Saturday, 16 January 2016

Numeracy - Telling Time

One of the Numeracy topics this year for William is being able to tell the time.
This is a difficult activity to learn and only up to a couple of years ago it wasn’t taught fully until the second half of primary in Key Stage 2.
Recent changes however have meant that it is being taught earlier.
It is expected then that:

Year 1 (ages 5-6): Pupils should be taught to:

Tell the time to the hour and half past the hour and draw the hands on a clock face to show these times.

Year 2 (ages 6-7):  Pupils should be taught to:

Tell and write the time to five minutes, including quarter past/to the hour and draw the hands on a clock face to show these times.
Know the number of minutes in an hour and the number of hours in a day.

Year 3 (ages 7-8):  Pupils should be taught to:

Tell and write the time from an analogue clock, including using Roman numerals from I to XII, and 12-hour and 24-hour clocks.
Estimate and read time with increasing accuracy to the nearest minute; record and compare time in terms of seconds, minutes and hours; use vocabulary such as o’clock, a.m./p.m., morning, afternoon, noon and midnight.

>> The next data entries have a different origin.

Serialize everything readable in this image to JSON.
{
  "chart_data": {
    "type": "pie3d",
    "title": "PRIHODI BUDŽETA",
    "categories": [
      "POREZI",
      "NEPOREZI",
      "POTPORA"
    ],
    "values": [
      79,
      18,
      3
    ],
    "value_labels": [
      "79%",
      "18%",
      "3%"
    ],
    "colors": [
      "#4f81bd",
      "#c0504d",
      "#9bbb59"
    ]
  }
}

Year 4 (ages 8-9):  Pupils should be taught to:

Read, write and convert time between analogue and digital 12- and 24-hour clocks.
We have been trying over the last few weeks to incorporate time in just general terms such as Morning, Lunchtime, Dinner time, Evening and Bedtime.
Initially we were talking about activities that happen at certain times of day e.g. “we eat breakfast in the morning” and “we go to bed at night time”.
We then moved on to discussing when certain things happen; ideally this starts off the concept of blocking time into sections. Such things like, Literacy, Numeracy, Topics, Library and reading time.

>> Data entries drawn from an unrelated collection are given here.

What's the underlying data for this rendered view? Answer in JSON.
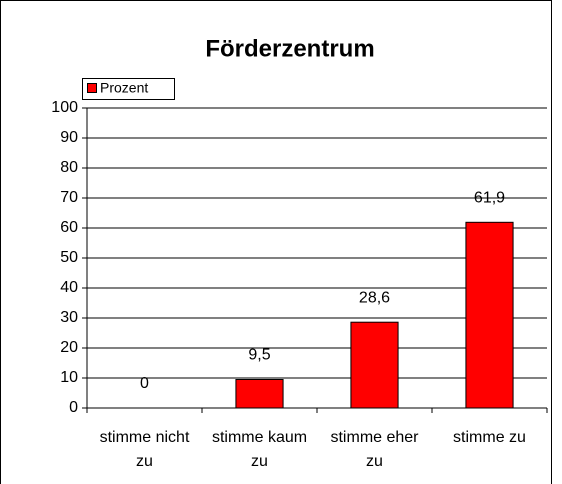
{
  "chart_data": {
    "type": "bar",
    "title": "Förderzentrum",
    "categories": [
      "stimme nicht zu",
      "stimme kaum zu",
      "stimme eher zu",
      "stimme zu"
    ],
    "series": [
      {
        "name": "Prozent",
        "color": "#ff0000",
        "values": [
          0,
          9.5,
          28.6,
          61.9
        ],
        "value_labels": [
          "0",
          "9,5",
          "28,6",
          "61,9"
        ]
      }
    ],
    "ylim": [
      0,
      100
    ],
    "yticks": [
      0,
      10,
      20,
      30,
      40,
      50,
      60,
      70,
      80,
      90,
      100
    ],
    "grid": true,
    "legend": "top-left"
  }
}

As you can see there is just a clear order of what our activities are for the day. As each activity passes we cross it out and move on to the next one.
This is just reinforcing that there is a time structure to the day.
Following that we started adding time references to the order.
For Example:
7.30 am Breakfast
8.00 am Cleaning teeth
8.15 am Getting Dressed
8.30 am Literacy
And so on…..

Although at this stage actually reading the time isn’t completely necessary it does show a time stamp to the activities that are being done.
After spending some time with this and knowing that the Boys fully understood the order we moved on to the next part of the topic, which I will write about in the next post. 
Have you started teaching time with your children? How did you do it? Would love to know!


Anonymous said...

We used our daily timetable too. I stuck post its around the clock showing key times.
My boys also enjoyed playing with stopwatches a lot. They timed themselves running around, building Lego, and this helped familiarise them with time. It can entertain children on car journies too. They can guess how long it will take to reach a particular landmark, then time it and see how close they were.

Bear and Cardigan said...

It's not an easy thing to teach. When my son was little digital displays were new and everywhere. All watches were digital too. The only analogue watch I could find had a Mickey Mouse hand, so he had one of those. I think it was advertised as a teach your child the time watch (not cheap either!) We also bought an analogue clock for the living room. I love the idea in the comments of using a stopwatch, it really does give them the idea of time, and fun too.

Unknown said...

Time is so important in our lives but it is really hard to teach (mostly the minute hand). Our three year old has interest in learning but is nowhere near learning how to count by 5's and cannot understand the basis of 60 mins/hour. We normally use time in ways like "when the big hand gets to the top its time for ..." our main clock in our house has Roman numerals so that's pretty much shooting us in the foot. Thanks for outlining the school requirements as per age!

tanya said...

we're all learning to tell the time here. We play clock solitaire, talk about how many minutes are in a hour, half, quarter etc. I set times on when we will do something and ask them to let me know when that time arrives. We're very informal.